= Bamboo Furniture House =

Shigeru Ban building in China

Bamboo Furniture House is a single use residential building located in Shifosi Village, China designed by Japanese Architect and 2014 Pritzker Laureate Shigeru Ban. It is one of 12 of the Commune by the Great Wall, collection of buildings in the Yanshan Mountains overlooking the Badaling section of the Great Wall of China. The home was completed in 2002, and is built primarily using a special bamboo version of Laminated Veneer Lumber developed specifically for this project.

==Concept==
To take advantage of the project's spacious site, Ban envisioned a single story home with a square footprint and square courtyard. The home is oriented in a North-Northeasterly direction and is horizontally integrated into the site. The concept's low profile drew its influences from traditional Chinese Vernacular Architecture. It was very important that the structure fit into the context of Chinese tradition as well as the regional and immediate environment it was situated in. Ban decided to approach the project as he did with his Furniture House projects and incorporate much of the home's furniture into the walls themselves.

==Materiality==
Due to the exceptionally low quality of Chinese timber producers at the time, Ban had trouble finding a suitable material for the building.
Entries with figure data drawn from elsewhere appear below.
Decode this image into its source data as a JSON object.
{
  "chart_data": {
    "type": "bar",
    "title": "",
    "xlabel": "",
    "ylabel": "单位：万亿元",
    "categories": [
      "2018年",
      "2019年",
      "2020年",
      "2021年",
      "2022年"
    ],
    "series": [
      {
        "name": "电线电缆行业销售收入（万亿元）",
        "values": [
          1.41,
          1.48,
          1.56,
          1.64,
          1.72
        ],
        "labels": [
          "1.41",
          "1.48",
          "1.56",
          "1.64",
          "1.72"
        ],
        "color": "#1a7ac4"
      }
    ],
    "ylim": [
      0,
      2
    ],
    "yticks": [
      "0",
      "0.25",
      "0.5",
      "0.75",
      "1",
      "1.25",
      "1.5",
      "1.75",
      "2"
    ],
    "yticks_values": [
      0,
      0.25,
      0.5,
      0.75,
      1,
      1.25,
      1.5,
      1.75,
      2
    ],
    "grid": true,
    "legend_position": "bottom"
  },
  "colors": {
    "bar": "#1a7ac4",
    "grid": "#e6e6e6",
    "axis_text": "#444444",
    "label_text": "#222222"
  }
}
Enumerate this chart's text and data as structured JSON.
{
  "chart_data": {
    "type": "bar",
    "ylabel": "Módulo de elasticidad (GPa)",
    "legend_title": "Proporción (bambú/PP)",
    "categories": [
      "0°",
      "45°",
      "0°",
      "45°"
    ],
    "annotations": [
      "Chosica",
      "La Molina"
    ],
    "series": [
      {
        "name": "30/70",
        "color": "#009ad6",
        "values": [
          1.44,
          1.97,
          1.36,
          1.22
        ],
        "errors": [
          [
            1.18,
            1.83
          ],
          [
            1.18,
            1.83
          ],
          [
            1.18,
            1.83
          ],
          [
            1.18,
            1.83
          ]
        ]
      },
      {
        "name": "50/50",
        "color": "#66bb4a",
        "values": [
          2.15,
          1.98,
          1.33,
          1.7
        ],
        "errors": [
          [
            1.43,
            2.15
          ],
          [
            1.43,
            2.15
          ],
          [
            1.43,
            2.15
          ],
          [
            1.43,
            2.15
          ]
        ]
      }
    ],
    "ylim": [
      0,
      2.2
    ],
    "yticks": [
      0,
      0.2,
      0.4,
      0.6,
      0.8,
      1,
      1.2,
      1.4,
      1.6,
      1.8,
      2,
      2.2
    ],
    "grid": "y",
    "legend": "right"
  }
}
He eventually settled on a newly developed plywood called Laminated Bamboo Plywood, a form of LVL. All beams, floors, interior and exterior finishes were done in Bamboo to ensure consistency of material throughout the home. Bamboo Furniture House was also one of the first buildings that successfully utilized bamboo as a structural material, something that only Simón Vélez had done before. Ban was incredibly interested in learning the construction methods and styles of Chinese Architecture, of which he was unfamiliar.

The project had a limited budget and was constructed in a remote mountain location. Due to the remoteness of the site, Ban had the structure pre-fabricated and his client, Redstone Industries, carried out the construction administration for him.